Reputation: 1960
I have a list that looks like this:
["A","A","A","A", "B","B","B","A","A","C","C,"B","B","A"]
A I want to run unique on all sub-sequences , so the output will be:
["A","B","A","C","B","A"]
What is the best way to do so?
Thanks
Upvotes: 1
Views: 56
Reputation: 26315
Use itertools.groupby
inside a list comprehension:
>>> from itertools import groupby
>>> lst = ["A","A","A","A","B","B","B","A","A","C","C","B","B","A"]
>>> [k for k, _ in groupby(lst)]
['A', 'B', 'A', 'C', 'B', 'A']
Another functional approach using map
and operator.itemgetter
:
>>> from itertools import groupby
>>> from operator import itemgetter
>>> lst = ["A","A","A","A","B","B","B","A","A","C","C","B","B","A"]

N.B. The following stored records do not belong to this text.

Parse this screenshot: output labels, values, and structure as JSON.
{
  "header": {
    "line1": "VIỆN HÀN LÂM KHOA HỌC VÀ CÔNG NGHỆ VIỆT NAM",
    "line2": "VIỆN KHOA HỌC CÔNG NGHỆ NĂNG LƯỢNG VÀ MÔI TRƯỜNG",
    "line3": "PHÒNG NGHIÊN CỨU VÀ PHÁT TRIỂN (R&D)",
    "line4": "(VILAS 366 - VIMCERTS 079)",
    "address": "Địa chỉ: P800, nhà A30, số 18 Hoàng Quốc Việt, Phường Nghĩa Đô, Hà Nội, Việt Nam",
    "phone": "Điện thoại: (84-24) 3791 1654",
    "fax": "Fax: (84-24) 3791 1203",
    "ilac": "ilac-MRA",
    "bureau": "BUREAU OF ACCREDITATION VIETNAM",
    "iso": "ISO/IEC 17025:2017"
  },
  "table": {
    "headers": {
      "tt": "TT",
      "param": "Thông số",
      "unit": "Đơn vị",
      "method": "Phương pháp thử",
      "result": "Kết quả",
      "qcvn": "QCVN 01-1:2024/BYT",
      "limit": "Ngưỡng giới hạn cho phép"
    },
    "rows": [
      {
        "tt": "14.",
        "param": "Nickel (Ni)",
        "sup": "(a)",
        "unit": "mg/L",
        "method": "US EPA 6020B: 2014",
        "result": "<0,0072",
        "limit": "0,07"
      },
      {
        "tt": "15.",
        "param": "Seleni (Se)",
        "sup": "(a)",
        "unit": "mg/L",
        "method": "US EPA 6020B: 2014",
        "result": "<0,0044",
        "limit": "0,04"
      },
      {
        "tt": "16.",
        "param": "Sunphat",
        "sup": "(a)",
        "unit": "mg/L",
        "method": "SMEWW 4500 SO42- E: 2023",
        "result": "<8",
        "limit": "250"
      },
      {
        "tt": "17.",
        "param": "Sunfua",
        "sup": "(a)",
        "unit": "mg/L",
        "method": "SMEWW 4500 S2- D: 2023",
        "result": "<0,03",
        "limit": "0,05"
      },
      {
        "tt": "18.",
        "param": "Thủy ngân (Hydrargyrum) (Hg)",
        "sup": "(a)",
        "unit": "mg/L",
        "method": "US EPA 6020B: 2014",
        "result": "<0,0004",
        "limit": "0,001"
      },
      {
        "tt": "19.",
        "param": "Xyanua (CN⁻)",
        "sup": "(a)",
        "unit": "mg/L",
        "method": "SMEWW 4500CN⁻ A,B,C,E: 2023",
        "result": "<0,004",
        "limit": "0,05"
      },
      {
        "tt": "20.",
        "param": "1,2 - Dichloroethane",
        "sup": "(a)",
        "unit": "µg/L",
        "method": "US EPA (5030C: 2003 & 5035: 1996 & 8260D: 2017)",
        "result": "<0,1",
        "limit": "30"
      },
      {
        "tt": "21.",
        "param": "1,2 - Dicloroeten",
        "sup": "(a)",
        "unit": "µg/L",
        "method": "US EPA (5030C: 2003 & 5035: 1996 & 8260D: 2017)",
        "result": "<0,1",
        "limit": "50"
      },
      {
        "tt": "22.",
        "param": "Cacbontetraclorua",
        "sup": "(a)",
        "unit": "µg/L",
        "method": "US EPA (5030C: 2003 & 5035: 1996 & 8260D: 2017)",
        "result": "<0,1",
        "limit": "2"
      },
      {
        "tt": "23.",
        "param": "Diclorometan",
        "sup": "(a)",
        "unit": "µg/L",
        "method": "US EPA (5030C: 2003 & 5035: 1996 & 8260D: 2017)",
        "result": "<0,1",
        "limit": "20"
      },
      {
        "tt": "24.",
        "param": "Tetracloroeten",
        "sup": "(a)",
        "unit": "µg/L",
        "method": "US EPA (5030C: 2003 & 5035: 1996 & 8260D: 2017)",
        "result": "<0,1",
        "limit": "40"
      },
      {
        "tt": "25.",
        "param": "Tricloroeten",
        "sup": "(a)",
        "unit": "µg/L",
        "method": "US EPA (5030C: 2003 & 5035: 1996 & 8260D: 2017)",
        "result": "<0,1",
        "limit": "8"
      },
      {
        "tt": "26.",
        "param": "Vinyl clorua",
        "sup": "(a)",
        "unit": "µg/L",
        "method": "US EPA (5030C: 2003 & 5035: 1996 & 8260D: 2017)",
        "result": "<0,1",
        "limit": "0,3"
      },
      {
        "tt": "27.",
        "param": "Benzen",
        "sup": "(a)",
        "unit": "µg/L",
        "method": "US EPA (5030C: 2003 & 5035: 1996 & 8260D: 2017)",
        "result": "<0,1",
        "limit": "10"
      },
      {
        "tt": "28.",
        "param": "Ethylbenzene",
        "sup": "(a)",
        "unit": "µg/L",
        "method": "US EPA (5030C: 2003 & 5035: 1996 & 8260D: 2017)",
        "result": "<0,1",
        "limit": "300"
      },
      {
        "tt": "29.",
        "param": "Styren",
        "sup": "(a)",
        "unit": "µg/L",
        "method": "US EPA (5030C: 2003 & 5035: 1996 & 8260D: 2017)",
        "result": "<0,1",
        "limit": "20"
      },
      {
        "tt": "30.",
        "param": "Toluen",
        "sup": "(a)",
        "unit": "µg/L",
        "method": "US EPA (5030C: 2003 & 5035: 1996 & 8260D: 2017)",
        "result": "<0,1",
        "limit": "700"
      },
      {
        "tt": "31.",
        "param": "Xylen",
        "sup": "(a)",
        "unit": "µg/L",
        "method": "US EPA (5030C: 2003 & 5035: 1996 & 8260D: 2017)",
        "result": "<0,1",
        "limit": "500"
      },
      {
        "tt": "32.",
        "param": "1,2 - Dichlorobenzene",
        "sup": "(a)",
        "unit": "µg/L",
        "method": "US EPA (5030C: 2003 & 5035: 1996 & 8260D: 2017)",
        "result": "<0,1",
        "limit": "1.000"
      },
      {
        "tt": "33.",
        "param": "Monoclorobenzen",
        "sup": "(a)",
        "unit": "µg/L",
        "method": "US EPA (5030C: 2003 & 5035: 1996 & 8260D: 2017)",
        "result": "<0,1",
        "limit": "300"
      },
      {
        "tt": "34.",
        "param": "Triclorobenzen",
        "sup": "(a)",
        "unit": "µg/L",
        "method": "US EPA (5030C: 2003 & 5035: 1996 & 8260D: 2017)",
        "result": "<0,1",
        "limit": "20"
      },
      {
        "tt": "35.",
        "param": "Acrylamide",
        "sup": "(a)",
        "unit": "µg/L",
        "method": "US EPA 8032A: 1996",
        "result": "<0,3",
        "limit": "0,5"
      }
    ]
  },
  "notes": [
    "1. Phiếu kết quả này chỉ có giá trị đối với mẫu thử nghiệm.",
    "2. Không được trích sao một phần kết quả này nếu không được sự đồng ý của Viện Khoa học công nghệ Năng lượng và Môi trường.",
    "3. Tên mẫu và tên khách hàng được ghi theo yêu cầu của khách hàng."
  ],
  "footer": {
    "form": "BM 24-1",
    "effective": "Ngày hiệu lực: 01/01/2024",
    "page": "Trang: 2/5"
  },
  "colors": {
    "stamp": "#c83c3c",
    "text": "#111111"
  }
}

>>> list(map(itemgetter(0), groupby(lst)))
['A', 'B', 'A', 'C', 'B', 'A']
Upvotes: 2
Reputation: 2551
If you want a convoluted one-liner, you can do it with a list comprehension:
>>> l = ["a", "b", "a", "a", "x", "x", "a", "a", "a"]
>>> x = [l[x] for x in range(len(l)) if x == 0 or l[x - 1] != l[x]]
['a', 'b', 'a', 'x', 'a']
Here's another idea using reduce
from functools. I think it's an overkill, but maybe it can help you work it into something better:
>>> from functools import reduce
>>> r = lambda x,y: x+y if x[-1] != y else x ## reduce function
>>> reduce(r, l) ## you could write in lambda directly
'abaxa'
>>> list(reduce(r,l))
['a', 'b', 'a', 'x', 'a']
Upvotes: 2
Reputation: 123
Assuming your sublists are sorted as in the question you could do something like:
unique_list = []
unique_list.append(your_list[0])
for literal in your_list
if not unique_list[-1] is literal
unique_list.append(literal)
However, this will not be a very fast solution an there are probably better ways to do it.